Die Frau, die ihr Büro nur ein paar Dutzend Meter Luftlinie verschiebt, ist in ihrem Leben ziemlich weit herumgekommen. Aufgewachsen ist Siegert in Augsburg, wo sie auch studierte; die Habilitation erfolgte in Salzburg; seit zwanzig Jahren lebt sie mit ihrem Mann in Zürich. Aber nicht nur ihre Wohnsitzländer haben sich geändert, auch die Zeiten sind nicht mehr dieselben. Siegert erzählt von ihrer ersten Mikroökonomie-Vorlesung in Augsburg, etwa 450 Studierende im Hörsaal, davon 40 Prozent Frauen. «Einleitend sagte der Professor: ‹Die Frauen, die hier sind, sind umsonst hier. Die gehen danach doch nur nach Hause und kriegen Kinder.›»

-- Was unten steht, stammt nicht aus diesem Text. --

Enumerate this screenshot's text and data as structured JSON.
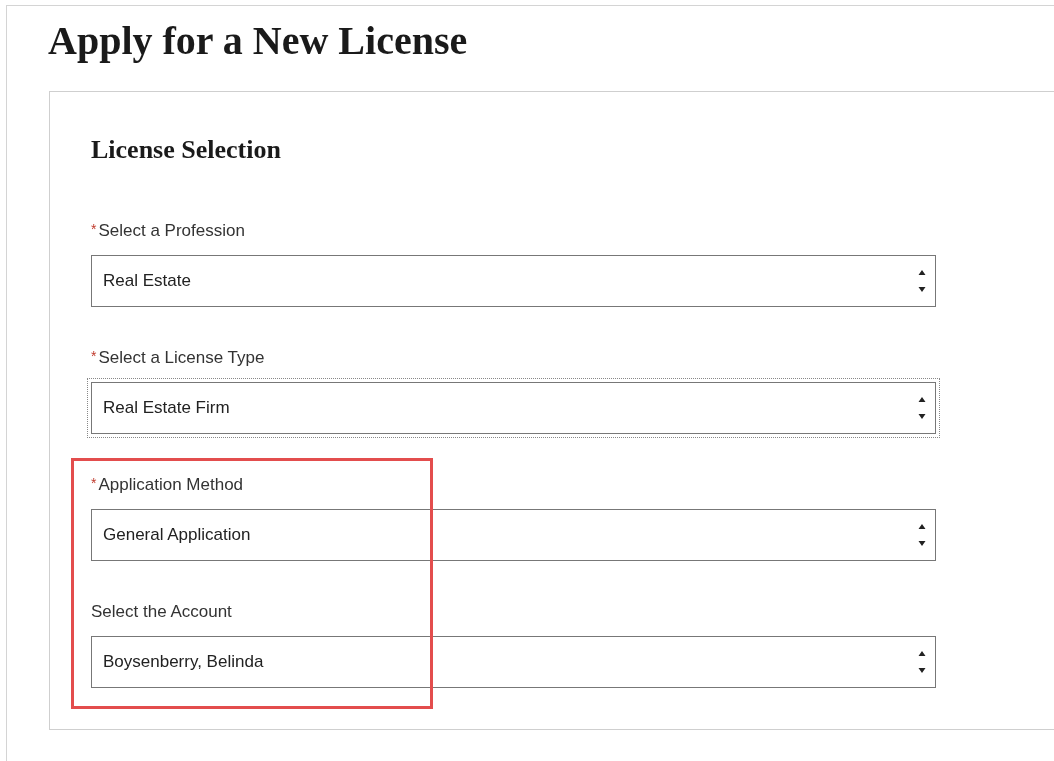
{
  "page": {
    "title": "Apply for a New License"
  },
  "section": {
    "heading": "License Selection"
  },
  "required_marker": "*",
  "fields": [
    {
      "label": "Select a Profession",
      "value": "Real Estate",
      "required": true,
      "focused": false,
      "highlighted": false
    },
    {
      "label": "Select a License Type",
      "value": "Real Estate Firm",
      "required": true,
      "focused": true,
      "highlighted": false
    },
    {
      "label": "Application Method",
      "value": "General Application",
      "required": true,
      "focused": false,
      "highlighted": true
    },
    {
      "label": "Select the Account",
      "value": "Boysenberry, Belinda",
      "required": false,
      "focused": false,
      "highlighted": true
    }
  ]
}
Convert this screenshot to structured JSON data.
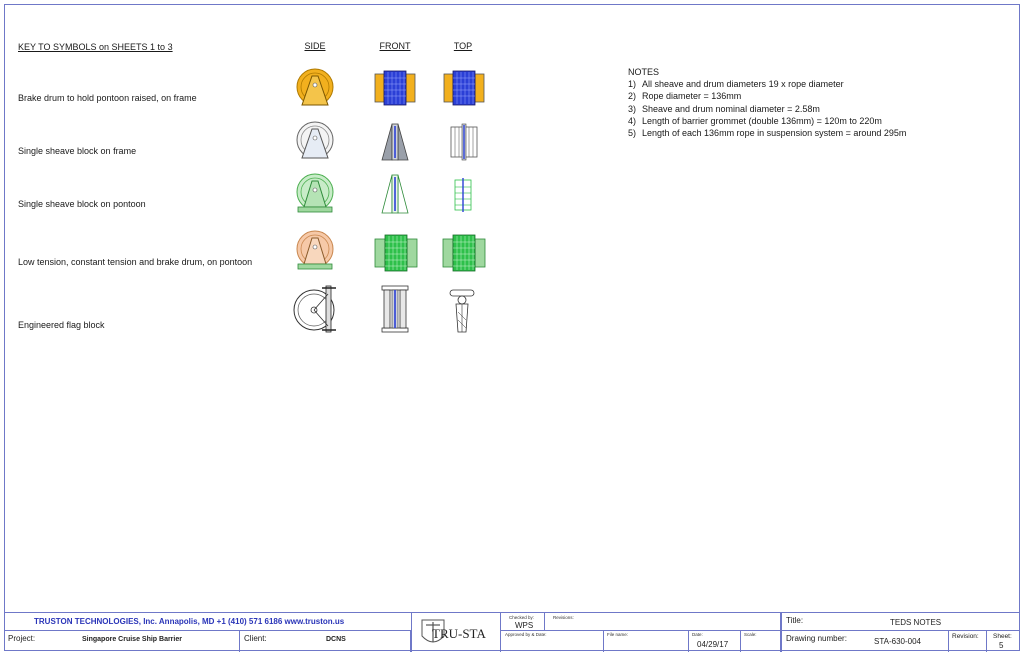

Siegert, die kinderlos ist, kann sich noch heute darüber empören. Gleichzeitig ist klar, dass an den Universitäten inzwischen andere Sitten herrschen. Siegert selber hat sich dafür eingesetzt, diesen Kulturwandel mitzugestalten, in Arbeitsgruppen wie «Professorinnen in Leitungs- und Entscheidungsgremien» oder «Verhaltenskodex Gender Policy». Wichtig sei ihr, dass niemand mehr wegen irgendeines Merkmals – Geschlecht, Hautfarbe, Religion oder sonst was – benachteiligt werde. «Es muss um Leistung gehen.»

Tabuthemen?

Es sind nicht nur die Geschlechterfragen, die beschäftigen, sondern auch Umweltthemen. An der Universität gibt es etwa eine vegane Mensa, ebenso einen Nachhaltigkeitsdelegierten, was Siegert befürwortet: «Grosse Organisationen sehen sich gesellschaftlichen Erwartungen gegenüber, die adressiert werden müssten.» Auch die Uni soll und will ihren Beitrag leisten.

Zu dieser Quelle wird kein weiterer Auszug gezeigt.